What is Adapter?
Adapter is a small trainable module added to a pretrained neural network so the model can be adapted without updating all original weights.
How It Works
Adapters are a family of parameter-efficient fine-tuning techniques. Instead of modifying every parameter in a large model, training updates a smaller set of inserted or attached parameters while the base model remains mostly frozen. This reduces memory, storage, and deployment cost, and makes it easier to maintain multiple task-specific variants. Adapter-style methods include bottleneck adapters, LoRA-style low-rank adapters, prompt adapters, and other PEFT variants.
Key Characteristics
- Adds a small trainable component to a larger frozen or mostly frozen model
- Reduces fine-tuning memory and storage compared with full fine-tuning
- Supports multiple task-specific variants on top of one base model
- May trade some peak quality for efficiency and operational simplicity
- Closely related to PEFT, LoRA, QLoRA, and low-rank adaptation
Common Use Cases
- Creating domain-specific variants of a shared LLM
- Fine-tuning on limited GPU memory
- Serving multiple customer-specific model behaviors
- Experimenting with task adaptation without copying full model weights
- Combining efficient training with faster rollback and versioning
Example
Loading code...Frequently Asked Questions
Is LoRA an adapter method?
Yes. LoRA is commonly treated as an adapter-style PEFT method because it adds trainable low-rank updates to a base model.
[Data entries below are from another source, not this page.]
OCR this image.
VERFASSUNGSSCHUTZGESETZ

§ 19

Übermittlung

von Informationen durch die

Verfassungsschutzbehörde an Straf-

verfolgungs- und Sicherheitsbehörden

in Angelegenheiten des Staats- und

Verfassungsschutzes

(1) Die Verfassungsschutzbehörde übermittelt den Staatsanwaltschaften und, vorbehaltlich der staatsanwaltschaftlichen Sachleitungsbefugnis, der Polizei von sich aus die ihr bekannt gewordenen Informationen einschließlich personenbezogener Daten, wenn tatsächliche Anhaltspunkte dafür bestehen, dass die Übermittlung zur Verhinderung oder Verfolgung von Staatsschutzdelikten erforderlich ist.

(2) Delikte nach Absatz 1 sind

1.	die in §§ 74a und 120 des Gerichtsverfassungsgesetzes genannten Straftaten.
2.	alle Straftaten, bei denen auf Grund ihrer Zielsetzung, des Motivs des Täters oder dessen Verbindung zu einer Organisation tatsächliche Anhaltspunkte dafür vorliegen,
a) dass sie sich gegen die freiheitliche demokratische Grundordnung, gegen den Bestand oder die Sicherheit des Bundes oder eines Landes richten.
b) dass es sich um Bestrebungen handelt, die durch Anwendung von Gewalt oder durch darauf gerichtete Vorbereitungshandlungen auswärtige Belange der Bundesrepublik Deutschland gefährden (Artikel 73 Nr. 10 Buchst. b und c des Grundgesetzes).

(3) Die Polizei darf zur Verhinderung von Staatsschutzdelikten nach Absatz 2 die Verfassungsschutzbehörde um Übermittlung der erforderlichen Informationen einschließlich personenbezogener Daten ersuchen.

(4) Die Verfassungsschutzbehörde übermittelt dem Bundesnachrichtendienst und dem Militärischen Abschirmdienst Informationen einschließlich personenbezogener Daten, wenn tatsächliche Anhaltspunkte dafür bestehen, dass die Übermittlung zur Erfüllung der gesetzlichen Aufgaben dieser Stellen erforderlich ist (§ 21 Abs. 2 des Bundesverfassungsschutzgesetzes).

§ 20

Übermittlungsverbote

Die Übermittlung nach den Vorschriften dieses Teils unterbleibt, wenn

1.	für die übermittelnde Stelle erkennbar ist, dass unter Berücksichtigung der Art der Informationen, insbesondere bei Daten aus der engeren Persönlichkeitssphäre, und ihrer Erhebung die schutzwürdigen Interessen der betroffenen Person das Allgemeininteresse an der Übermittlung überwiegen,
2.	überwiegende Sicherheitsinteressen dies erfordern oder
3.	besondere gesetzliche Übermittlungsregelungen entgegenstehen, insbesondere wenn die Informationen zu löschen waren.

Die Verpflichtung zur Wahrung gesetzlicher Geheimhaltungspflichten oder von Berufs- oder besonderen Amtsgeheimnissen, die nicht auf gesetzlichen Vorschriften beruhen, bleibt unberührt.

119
Why use adapters instead of full fine-tuning?
Adapters reduce training cost, storage, and operational complexity, especially when maintaining many variants.
Can adapters be merged into a base model?
Some adapter types, such as LoRA, can often be merged into base weights for deployment, depending on the framework.
Do adapters always match full fine-tuning quality?
Not always. They are efficient, but quality depends on task, rank or adapter size, data quality, and model architecture.